O Hino Olímpico me acordou bem cedinho. Já tinha gente se aglomerando para ver a tocha passar cantando coisas de paz. A gente acabou, depois de alguma discussão, decidindo ir ver o movimento lá no meio do povão, apesar do amplo camarote das nossas janelas.

No meio da ansiedade toda, todo mundo feliz da vida por estar presente naquele instante histórico, bonito foi ouvir meu filho falar com a amiguinha dele que estava conosco:

- Presta atenção agora, o Rei vai descer a rampa com a tocha e você vai contar isso pros seus netos e bisnetos.

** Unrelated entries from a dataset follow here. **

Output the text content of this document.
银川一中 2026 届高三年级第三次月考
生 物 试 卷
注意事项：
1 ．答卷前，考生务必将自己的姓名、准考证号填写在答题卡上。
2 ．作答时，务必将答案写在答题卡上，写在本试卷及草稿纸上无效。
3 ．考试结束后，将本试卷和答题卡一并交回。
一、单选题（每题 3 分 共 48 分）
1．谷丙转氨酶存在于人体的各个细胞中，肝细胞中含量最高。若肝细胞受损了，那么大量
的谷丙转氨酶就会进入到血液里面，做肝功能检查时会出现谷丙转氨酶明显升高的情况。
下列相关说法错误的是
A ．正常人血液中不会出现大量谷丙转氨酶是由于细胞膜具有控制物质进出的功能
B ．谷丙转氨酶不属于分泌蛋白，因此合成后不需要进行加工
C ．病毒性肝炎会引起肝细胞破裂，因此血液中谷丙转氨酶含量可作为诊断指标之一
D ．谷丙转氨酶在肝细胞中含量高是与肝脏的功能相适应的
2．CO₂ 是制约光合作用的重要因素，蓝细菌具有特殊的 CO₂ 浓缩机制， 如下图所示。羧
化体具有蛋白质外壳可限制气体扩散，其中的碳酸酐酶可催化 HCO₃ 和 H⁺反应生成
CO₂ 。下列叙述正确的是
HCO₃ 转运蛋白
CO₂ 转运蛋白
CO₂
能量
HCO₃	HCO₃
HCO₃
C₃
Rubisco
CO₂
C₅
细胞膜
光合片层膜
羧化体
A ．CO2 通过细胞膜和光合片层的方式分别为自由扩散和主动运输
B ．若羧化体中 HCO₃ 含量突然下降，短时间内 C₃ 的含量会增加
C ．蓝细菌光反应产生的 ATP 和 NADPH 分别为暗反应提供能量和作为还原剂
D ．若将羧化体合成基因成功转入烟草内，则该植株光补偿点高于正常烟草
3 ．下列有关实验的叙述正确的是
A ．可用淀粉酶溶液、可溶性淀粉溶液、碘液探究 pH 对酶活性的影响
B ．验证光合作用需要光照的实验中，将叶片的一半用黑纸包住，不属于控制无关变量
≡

E lá veio Pelé e sua enorme capacidade de mobilizar as multidões. Ao invés de seguirmos o cortejo, cortamos caminho e nos posicionamos num ponto mais adiante do circuito e foi ali que pudemos presenciar a passagem da tocha entre dois anônimos (pelo menos eu não os conhecia) com o rosto rasgado no sorriso de um orgulho que não cabia no peito.

Aliás, todo mundo que de alguma forma participou (ainda participa, enquanto escrevo a cerimônia continua pelas ruas do Rio) está levando pra casa um pouco mais de alegria no coração, seja como mero espectador, carregador do espírito olímpico, parte da organização do evento ou contratado dos patrocinadores.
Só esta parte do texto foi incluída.